«Dense» est bien
l’adjectif qualifiant la littérature échiquéenne.
Si l’on compte les livres techniques consacrés aux ouvertures,
milieux de jeu et finales, les ouvrages autobiographiques de grands
joueurs et les essais ou romans purement philosophiques consacrés
aux échecs, la liste des livres à ajouter à vos
prochaines lectures est en effet très longue. Ne pouvant aborder
tous les écrits traitant du sujet pour diverses raisons (langue,
temps…), cette partie pêchera donc dans cet océan
d’encre seulement quelques merlus…
Voici une critique du Joueur
d'échecs de Zweig, comparé plus
ou moins explicitement à la Défense Loujine de Nabokov
: les deux oeuvres traitent en particulier du jeu d'échecs et
de la névrose que peut induire le cantonnement de l'activité
intellectuelle à un champ de soixante-quatre cases. Bien qu'antérieure,
l'oeuvre de l'écrivain russe est infiniment plus maîtrisée
que ce qui m'est apparu comme un roman étonnamment naïf.
Naïf tout d'abord sur le
support de l'histoire, le jeu d'échecs. Zweig, identifié
au narrateur, avoue sans honte son peu de maîtrise du jeu. Mais
là où le bât blesse c'est quand il prétend
à partir de cette vision très limitée d'un domaine
si vaste toucher aux cordes qui font vibrer les parties des «
grands maîtres ». Et là où Nabokov décrit
avec une finesse superbe la façon dont le jeu s'abstrait de l'échiquier
pour entrer dans une dimension où les pièces et les combinaisons
ne sont plus que des sources magnétiques opposant leurs champs
dans un affrontement métaphysique qui enfle jusqu'au vertige,
Zweig réduit l'abstraction à une représentation
mentale des soixante-quatre cases, et la puissance des jugements à
l'habileté purement tactique du calcul des variantes. Les récents
affrontements entre l'Homme et la Machine ont pourtant démontré
qu'il ne suffisait pas de savoir calculer plus de coups que l'adversaire.
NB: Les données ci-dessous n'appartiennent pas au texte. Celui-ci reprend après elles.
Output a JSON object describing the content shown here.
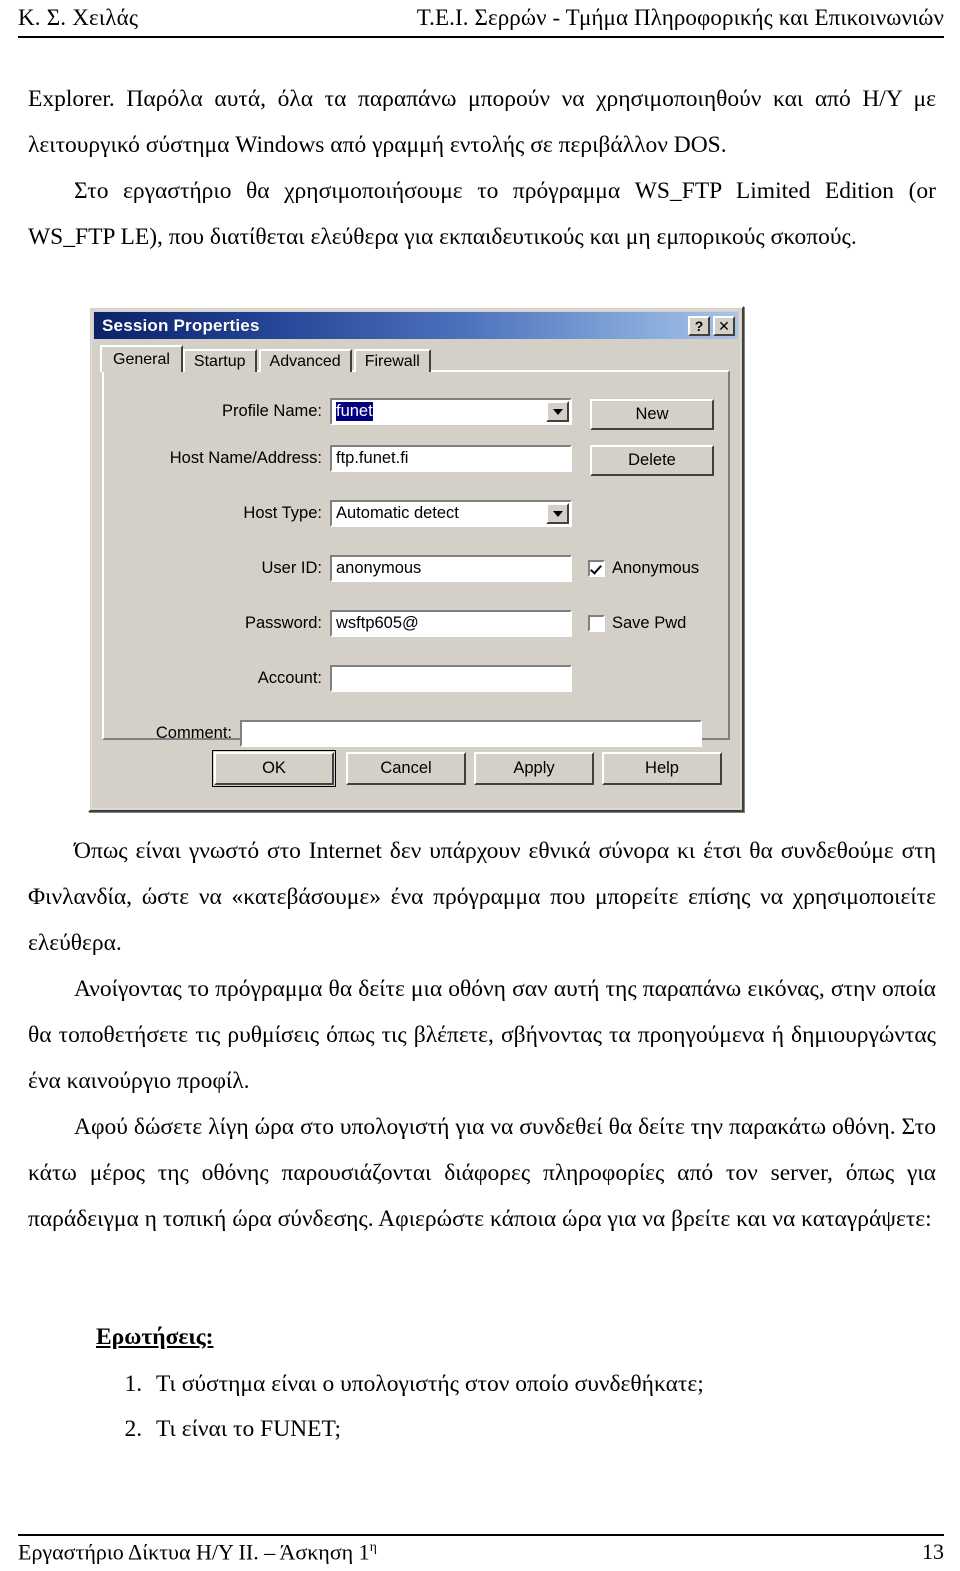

Autre naïveté, après que son héros a appris
par coeur 150 parties, Zweig ne trouve rien de mieux que de lui faire
jouer des parties neuves contre lui-même. Alors qu'aujourd'hui
encore certains analysent les suites de parties célèbres
pour savoir si au 8ème coup il vaudrait mieux jouer ci ou ça,
sans avoir besoin de tomber dans le dédoublement de personnalité.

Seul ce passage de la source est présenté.